Few things prove as exasperating as the term “white privilege.” The term marks a neo-liberalist attempt to gentrify the “woke” movement. The word proves a facile attempt to encapsulate and expose the inequities of whiteness. Asserting whiteness as a privilege, however, “privileges” the term.
Whiteness is not a privilege, it is an act of terrorism.
Now, my use of the word whiteness here references social and systemic status.
Just last week, a story broke about a white woman who accused and accosted a black teen she thought stole an iPhone. Yes, this anti-black world “privileged” her accusation, but only due to the terrorism her whiteness enabled. Similarly, the white woman who called the police on the central park bird watcher does not epitomize privilege but the cognitive distortion symptomatic of white terrorism.
Additionally, not even quite forty-eight hours after the attacks on the capital, the public witnesses public proclamations of involvement from the African-adjacent. Thus, not only did physical acts of terror inundate Washington, DC on Wednesday, the terror bleeds into the days that follow where blacks witness the domestic terrorist confess acts of sedition with no care or pending consequence. This behavior engenders the African-descended to recall how vehemently many within our collective detach from claims and groups that appear “radical” in their affiliation with blackness. This anti-black ambiance requires that the African-descended view their blackness as an inconvenience, as the source for constant apology, and as what one must engage inclusively with caution, if at all.
This terrorism is perhaps most pronounced in the way that Donald Trump has become the scapegoat for white supremacy. Now, this statement is not to detach Trump’s involvement and role in white nationalism, but it is to state that the climate that enabled Wednesday’s storming of the capitol predates Trump’s appointment as “president” and his arrival on earth. Treating Trump as an aberration and as the scapegoat personifies a systemic evasion that exposes an unwillingness to attack the problem at the root. It is not a privilege that gaslights the public into believing that inherently white space is “Trump’s America”— it is a distortion of power that follows terrorism. Moreover, this evasiveness elucidates that it is unlikely that things will change unless we rise.
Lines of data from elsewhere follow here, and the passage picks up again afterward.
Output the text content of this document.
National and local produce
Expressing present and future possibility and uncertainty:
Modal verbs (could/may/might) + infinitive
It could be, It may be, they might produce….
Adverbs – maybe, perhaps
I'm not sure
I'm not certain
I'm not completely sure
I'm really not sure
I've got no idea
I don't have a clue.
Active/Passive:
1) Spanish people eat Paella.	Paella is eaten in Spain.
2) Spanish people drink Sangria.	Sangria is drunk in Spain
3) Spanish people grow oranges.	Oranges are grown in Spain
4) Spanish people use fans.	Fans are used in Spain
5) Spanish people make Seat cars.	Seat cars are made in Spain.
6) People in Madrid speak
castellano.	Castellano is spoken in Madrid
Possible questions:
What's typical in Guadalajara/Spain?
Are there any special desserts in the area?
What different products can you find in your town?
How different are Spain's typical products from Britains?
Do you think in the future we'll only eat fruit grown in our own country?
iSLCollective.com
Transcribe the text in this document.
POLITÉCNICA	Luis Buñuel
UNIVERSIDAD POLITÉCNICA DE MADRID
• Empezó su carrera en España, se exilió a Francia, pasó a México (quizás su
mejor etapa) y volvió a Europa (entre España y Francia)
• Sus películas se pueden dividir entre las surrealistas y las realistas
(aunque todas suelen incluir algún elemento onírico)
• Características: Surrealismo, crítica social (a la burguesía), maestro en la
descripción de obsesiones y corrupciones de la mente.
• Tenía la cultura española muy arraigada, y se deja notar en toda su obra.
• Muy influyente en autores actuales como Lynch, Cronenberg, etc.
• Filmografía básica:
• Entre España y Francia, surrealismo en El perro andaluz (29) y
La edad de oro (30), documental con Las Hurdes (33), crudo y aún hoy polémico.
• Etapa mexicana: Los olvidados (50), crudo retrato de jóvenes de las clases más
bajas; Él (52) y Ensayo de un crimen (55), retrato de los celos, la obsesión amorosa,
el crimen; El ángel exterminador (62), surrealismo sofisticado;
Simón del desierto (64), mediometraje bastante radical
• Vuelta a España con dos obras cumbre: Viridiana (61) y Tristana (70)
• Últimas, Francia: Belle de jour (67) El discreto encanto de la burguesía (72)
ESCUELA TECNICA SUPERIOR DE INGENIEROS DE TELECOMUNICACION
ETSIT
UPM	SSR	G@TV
White terrorism started his country and ornaments the years and centuries since its sinful conception. Moreover, the events on Wednesday were not that of treason, but an echo of terror tantamount to the nation at large.
It was truly an act of terror to watch the white supremacist uprising this week as a black person, because the events delineated what we, as black people, have always known to be true. White terror permeates that every day of the African-descended, from our last names to English as a first language, and while this social and systemic violence yields privilege to our adversaries, the term “white privilege” discounts the totality of our truth. This terror relegates the totality of generational testimony to a few hours on the first Wednesday in 2021.